陈昭眉却在喋喋不休地问着这些东西。二人一边在壁画长廊慢行着,陈昭眉一边又问道:“说起来,圣女的眼泪有什么特殊的作用呢?”
白瑰收回心神,解答说:“圣女的眼泪,蕴含着巫神族裔的力量……可以作为很多上古秘阵的阵眼。”
陈昭眉对上古秘阵这玩意儿是一点儿也不了解的,便是不明觉厉地问道:“眼泪也能蕴含力量呀?真是稀奇。”
白瑰笑道:“这对于你们地球人而言可能有些难以理解,但在巫星倒不是稀奇的事情。在这儿,有一种极为特殊的祭品,被称为‘灵者津液’。”

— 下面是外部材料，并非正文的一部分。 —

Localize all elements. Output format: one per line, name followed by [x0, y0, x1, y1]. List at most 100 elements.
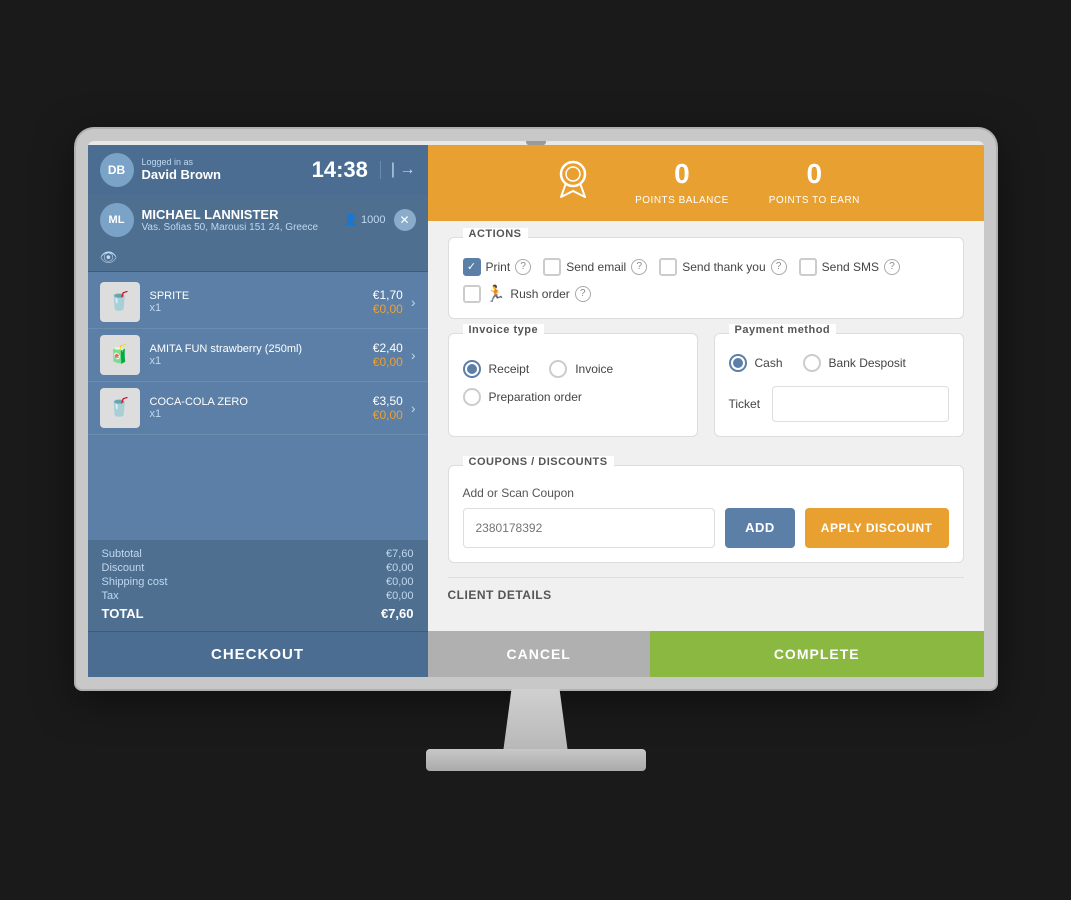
checkout-button[interactable]: CHECKOUT: [88, 631, 428, 677]
rush-order-label: Rush order: [510, 287, 569, 301]
right-panel: 0 Points Balance 0 Points To Earn ACTION…: [428, 145, 984, 677]
coupons-title: COUPONS / DISCOUNTS: [463, 456, 614, 468]
invoice-type-group: Receipt Invoice Preparation ord: [463, 354, 683, 406]
cash-label: Cash: [755, 356, 783, 370]
item-price: €3,50: [373, 394, 403, 408]
complete-button[interactable]: COMPLETE: [650, 631, 984, 677]
customer-points: 👤 1000: [344, 213, 385, 226]
bank-radio[interactable]: [803, 354, 821, 372]
points-earn-value: 0: [769, 158, 860, 190]
discount-label: Discount: [102, 562, 145, 574]
cash-radio[interactable]: [729, 354, 747, 372]
item-arrow-icon: ›: [411, 347, 416, 363]
list-item[interactable]: 🧃 AMITA FUN strawberry (250ml) x1 €2,40 …: [88, 329, 428, 382]
send-email-action: Send email ?: [543, 258, 647, 276]
send-email-checkbox[interactable]: [543, 258, 561, 276]
print-label: Print: [486, 260, 511, 274]
payment-method-title: Payment method: [729, 324, 837, 336]
invoice-option[interactable]: Invoice: [549, 360, 613, 378]
item-prices: €2,40 €0,00: [373, 341, 403, 369]
prep-order-option[interactable]: Preparation order: [463, 388, 683, 406]
actions-row: ✓ Print ? Send email ? Sen: [463, 258, 949, 276]
customer-avatar: ML: [100, 203, 134, 237]
item-arrow-icon: ›: [411, 400, 416, 416]
coupon-input[interactable]: [463, 508, 716, 548]
invoice-type-title: Invoice type: [463, 324, 545, 336]
monitor-stand-neck: [496, 689, 576, 749]
subtotal-label: Subtotal: [102, 548, 142, 560]
left-panel: DB Logged in as David Brown 14:38 | → ML…: [88, 145, 428, 677]
subtotal-value: €7,60: [386, 548, 414, 560]
points-header: 0 Points Balance 0 Points To Earn: [428, 145, 984, 221]
add-coupon-label: Add or Scan Coupon: [463, 486, 949, 500]
customer-bar: ML MICHAEL LANNISTER Vas. Sofias 50, Mar…: [88, 195, 428, 245]
customer-address: Vas. Sofias 50, Marousi 151 24, Greece: [142, 222, 345, 233]
points-earn-stat: 0 Points To Earn: [769, 158, 860, 208]
tax-row: Tax €0,00: [102, 590, 414, 602]
shipping-value: €0,00: [386, 576, 414, 588]
rush-order-checkbox[interactable]: [463, 285, 481, 303]
subtotal-row: Subtotal €7,60: [102, 548, 414, 560]
prep-order-label: Preparation order: [489, 390, 582, 404]
cash-option[interactable]: Cash: [729, 354, 783, 372]
payment-method-section: Payment method Cash Bank Desposit: [714, 333, 964, 437]
receipt-option[interactable]: Receipt: [463, 360, 530, 378]
item-price: €2,40: [373, 341, 403, 355]
send-sms-action: Send SMS ?: [799, 258, 900, 276]
receipt-radio[interactable]: [463, 360, 481, 378]
item-details: COCA-COLA ZERO x1: [150, 396, 373, 420]
logged-in-as-label: Logged in as: [142, 157, 312, 167]
prep-order-radio[interactable]: [463, 388, 481, 406]
print-help-icon[interactable]: ?: [515, 259, 531, 275]
eye-icon-bar: 👁: [88, 245, 428, 272]
ticket-input[interactable]: [772, 386, 948, 422]
print-checkbox[interactable]: ✓: [463, 258, 481, 276]
rush-icon: 🏃: [486, 284, 506, 304]
item-discount: €0,00: [373, 302, 403, 316]
print-action: ✓ Print ?: [463, 258, 532, 276]
list-item[interactable]: 🥤 SPRITE x1 €1,70 €0,00 ›: [88, 276, 428, 329]
item-name: COCA-COLA ZERO: [150, 396, 373, 408]
tax-value: €0,00: [386, 590, 414, 602]
item-discount: €0,00: [373, 355, 403, 369]
monitor-stand-base: [426, 749, 646, 771]
item-details: AMITA FUN strawberry (250ml) x1: [150, 343, 373, 367]
right-content: ACTIONS ✓ Print ? Send email ?: [428, 221, 984, 631]
add-coupon-button[interactable]: ADD: [725, 508, 795, 548]
close-customer-button[interactable]: ✕: [394, 209, 416, 231]
item-qty: x1: [150, 355, 373, 367]
item-image: 🥤: [100, 282, 140, 322]
logout-button[interactable]: | →: [380, 161, 416, 179]
eye-icon: 👁: [100, 249, 118, 265]
send-sms-help-icon[interactable]: ?: [884, 259, 900, 275]
invoice-radio[interactable]: [549, 360, 567, 378]
send-thank-you-help-icon[interactable]: ?: [771, 259, 787, 275]
award-icon: [551, 157, 595, 209]
apply-discount-button[interactable]: APPLY DISCOUNT: [805, 508, 949, 548]
send-email-help-icon[interactable]: ?: [631, 259, 647, 275]
customer-info: MICHAEL LANNISTER Vas. Sofias 50, Marous…: [142, 207, 345, 233]
customer-name: MICHAEL LANNISTER: [142, 207, 345, 222]
item-discount: €0,00: [373, 408, 403, 422]
item-prices: €1,70 €0,00: [373, 288, 403, 316]
points-balance-label: Points Balance: [635, 195, 729, 206]
send-thank-you-action: Send thank you ?: [659, 258, 786, 276]
item-price: €1,70: [373, 288, 403, 302]
bank-label: Bank Desposit: [829, 356, 906, 370]
invoice-type-inline: Receipt Invoice: [463, 360, 683, 378]
send-thank-you-label: Send thank you: [682, 260, 765, 274]
ticket-row: Ticket: [729, 386, 949, 422]
rush-order-help-icon[interactable]: ?: [575, 286, 591, 302]
send-sms-checkbox[interactable]: [799, 258, 817, 276]
item-prices: €3,50 €0,00: [373, 394, 403, 422]
total-value: €7,60: [381, 606, 414, 621]
item-name: SPRITE: [150, 290, 373, 302]
cancel-button[interactable]: CANCEL: [428, 631, 650, 677]
rush-order-action: 🏃 Rush order ?: [463, 284, 591, 304]
bank-option[interactable]: Bank Desposit: [803, 354, 906, 372]
send-thank-you-checkbox[interactable]: [659, 258, 677, 276]
avatar: DB: [100, 153, 134, 187]
actions-title: ACTIONS: [463, 228, 528, 240]
list-item[interactable]: 🥤 COCA-COLA ZERO x1 €3,50 €0,00 ›: [88, 382, 428, 435]
actions-section: ACTIONS ✓ Print ? Send email ?: [448, 237, 964, 319]
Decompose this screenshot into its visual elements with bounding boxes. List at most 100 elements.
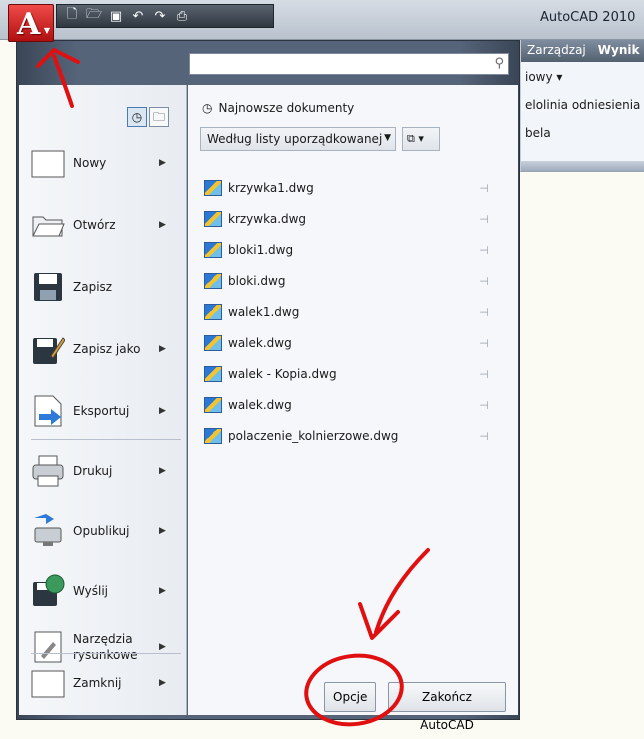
dwg-file-icon [204,366,222,382]
send-icon [31,574,65,608]
recent-documents-icon: ◷ [202,101,213,115]
pin-icon[interactable]: ⊣ [474,244,494,257]
file-name: walek - Kopia.dwg [228,367,337,381]
app-logo-letter: A [17,7,41,42]
recent-file-row[interactable]: walek1.dwg ⊣ [204,300,494,324]
chevron-down-icon: ▼ [384,133,391,143]
save-icon[interactable]: ▣ [107,9,125,24]
submenu-arrow-icon: ▶ [159,678,166,688]
open-folder-icon [31,208,65,242]
menu-item-label: Eksportuj [73,404,130,418]
options-button[interactable]: Opcje [324,682,377,712]
file-name: walek.dwg [228,336,292,350]
menu-item-wyslij[interactable]: Wyślij ▶ [31,565,181,617]
submenu-arrow-icon: ▶ [159,586,166,596]
pin-icon[interactable]: ⊣ [474,213,494,226]
menu-search-box[interactable]: ⚲ [189,53,509,75]
ribbon-row-3[interactable]: bela [525,126,551,140]
menu-item-opublikuj[interactable]: Opublikuj ▶ [31,505,181,557]
recent-file-row[interactable]: polaczenie_kolnierzowe.dwg ⊣ [204,424,494,448]
file-name: walek.dwg [228,398,292,412]
recent-file-row[interactable]: krzywka.dwg ⊣ [204,207,494,231]
pin-icon[interactable]: ⊣ [474,430,494,443]
recent-file-row[interactable]: krzywka1.dwg ⊣ [204,176,494,200]
ribbon-panel-bar [521,161,644,171]
title-bar: 🗋 🗁 ▣ ↶ ↷ ⎙ AutoCAD 2010 [0,0,644,40]
menu-item-eksportuj[interactable]: Eksportuj ▶ [31,385,181,437]
menu-item-otworz[interactable]: Otwórz ▶ [31,199,181,251]
chevron-down-icon: ▼ [43,26,50,35]
publish-icon [31,514,65,548]
file-name: bloki.dwg [228,274,286,288]
pin-icon[interactable]: ⊣ [474,368,494,381]
pin-icon[interactable]: ⊣ [474,306,494,319]
pin-icon[interactable]: ⊣ [474,399,494,412]
submenu-arrow-icon: ▶ [159,466,166,476]
menu-item-label: Zapisz [73,280,113,294]
display-mode-dropdown[interactable]: ⧉ ▾ [402,127,440,151]
print-icon[interactable]: ⎙ [173,9,191,24]
recent-documents-icon[interactable]: ◷ [127,107,147,127]
submenu-arrow-icon: ▶ [159,344,166,354]
menu-item-drukuj[interactable]: Drukuj ▶ [31,445,181,497]
menu-item-zapisz[interactable]: Zapisz [31,261,181,313]
recent-documents-pane: ◷ Najnowsze dokumenty Według listy uporz… [188,85,518,715]
menu-item-zapisz-jako[interactable]: Zapisz jako ▶ [31,323,181,375]
menu-item-label: Drukuj [73,464,113,478]
view-toggle: ◷ 🗀 [127,107,169,127]
menu-item-label: Opublikuj [73,524,130,538]
tab-wynik[interactable]: Wynik [592,40,644,62]
application-menu-button[interactable]: A ▼ [8,4,54,42]
dwg-file-icon [204,335,222,351]
recent-documents-header: ◷ Najnowsze dokumenty [202,101,354,115]
recent-file-row[interactable]: walek - Kopia.dwg ⊣ [204,362,494,386]
menu-item-label: Zapisz jako [73,342,141,356]
recent-file-row[interactable]: bloki1.dwg ⊣ [204,238,494,262]
tab-zarzadzaj[interactable]: Zarządzaj [521,40,592,62]
save-as-icon [31,332,66,366]
icon-view-icon: ⧉ ▾ [407,132,424,145]
search-input[interactable] [190,54,480,74]
save-icon [31,270,65,304]
recent-file-row[interactable]: walek.dwg ⊣ [204,393,494,417]
application-menu: ⚲ ◷ 🗀 Nowy ▶ Otwórz ▶ Zapisz Zapisz jako… [16,40,520,720]
recent-file-row[interactable]: walek.dwg ⊣ [204,331,494,355]
sort-order-value: Według listy uporządkowanej [207,132,383,146]
print-icon [31,454,65,488]
close-document-icon [31,666,65,700]
menu-separator [31,653,181,654]
recent-file-row[interactable]: bloki.dwg ⊣ [204,269,494,293]
sort-order-dropdown[interactable]: Według listy uporządkowanej ▼ [200,127,396,151]
undo-icon[interactable]: ↶ [129,9,147,24]
menu-item-zamknij[interactable]: Zamknij ▶ [31,657,181,709]
dwg-file-icon [204,428,222,444]
window-title: AutoCAD 2010 [540,10,636,25]
menu-item-label: Nowy [73,156,107,170]
new-document-icon [31,146,65,180]
exit-autocad-button[interactable]: Zakończ AutoCAD [388,682,506,732]
ribbon-row-1[interactable]: iowy ▾ [525,70,562,84]
export-icon [31,394,65,428]
submenu-arrow-icon: ▶ [159,158,166,168]
pin-icon[interactable]: ⊣ [474,337,494,350]
dwg-file-icon [204,304,222,320]
dwg-file-icon [204,397,222,413]
menu-separator [31,439,181,440]
ribbon-row-2[interactable]: elolinia odniesienia [525,98,640,112]
menu-item-nowy[interactable]: Nowy ▶ [31,137,181,189]
submenu-arrow-icon: ▶ [159,406,166,416]
pin-icon[interactable]: ⊣ [474,275,494,288]
dwg-file-icon [204,211,222,227]
dwg-file-icon [204,180,222,196]
open-icon[interactable]: 🗁 [85,5,103,27]
redo-icon[interactable]: ↷ [151,9,169,24]
new-icon[interactable]: 🗋 [63,5,81,27]
file-name: krzywka1.dwg [228,181,314,195]
pin-icon[interactable]: ⊣ [474,182,494,195]
file-name: bloki1.dwg [228,243,294,257]
submenu-arrow-icon: ▶ [159,526,166,536]
search-icon[interactable]: ⚲ [494,56,504,71]
open-documents-icon[interactable]: 🗀 [149,107,169,127]
recent-documents-title: Najnowsze dokumenty [218,101,355,115]
menu-item-label: Wyślij [73,584,109,598]
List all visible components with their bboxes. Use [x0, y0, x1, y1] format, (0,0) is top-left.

“津液?”陈昭眉顿了顿,“是指汗液泪液之类的体液吗?”
“是的。”白瑰语气温柔,耐心得像个幼儿园教师,“《灵枢》有云:‘津液各走其道,故三焦出气,以温肌肉,充皮肤,为其津;其流而不行者,为液’。我们灵者一类的津液,也是有灵的。所以,很多特殊天赋之人鲜少流泪、流汗,这是一种温养自身的道理。”
他们说话间,已经走出了长廊,来到了种植着圣旃檀树的花园。
白瑰遥遥指着那一棵圣旃檀树:“你还记得这棵树吗?”
陈昭眉点头:“记得,就是你们家祖宗白檀卿送给千日圣女的树嘛!他为了表示爱心,还让自己埋骨在那里。”
白瑰低声说:“那就是我要的东西。”
“什么?”陈昭眉一怔,以为自己听错了。
白瑰眨眨眼,说:“我想要白檀卿的尸骨。”
陈昭眉大惊。再三确认白瑰没有开玩笑之后,陈昭眉又迅速接受了这个事实:“不愧是高贵的大小姐,不爱什么金银珠宝的俗物,只喜欢老祖宗的尸骨,可见他至纯至孝,心地善良!爱了爱了!”
花园处,圣女的乳母趋步上前迎接,笑着说:“白公子也来了,怎么不先说一声呢?”
白瑰摇头,说:“圣女大人只邀请了阿眉,我擅自上门,确实冒昧。”
乳母笑道:“哪里话?圣女大人知道你来,也是十分欢欣的。”
白瑰看了看那棵圣旃檀树,说道:“我想先去圣树下叩拜祖先,不知是否可以?”
乳母也是知道圣旃檀树的来历的,十分理解白瑰的要求,便说:“您去吧。”
白瑰和陈昭眉点头示意后,便独自走到树下,低头口中念念有词,仿佛真的在祭祀先人。
陈昭眉则随乳母一起到达茶室。
茶室的门一开,便见圣女在里头坐着。
重梳看见陈昭眉来了,眉开眼笑:“公主来了,快坐吧。”
乳母领陈昭眉坐下后,便先离去了。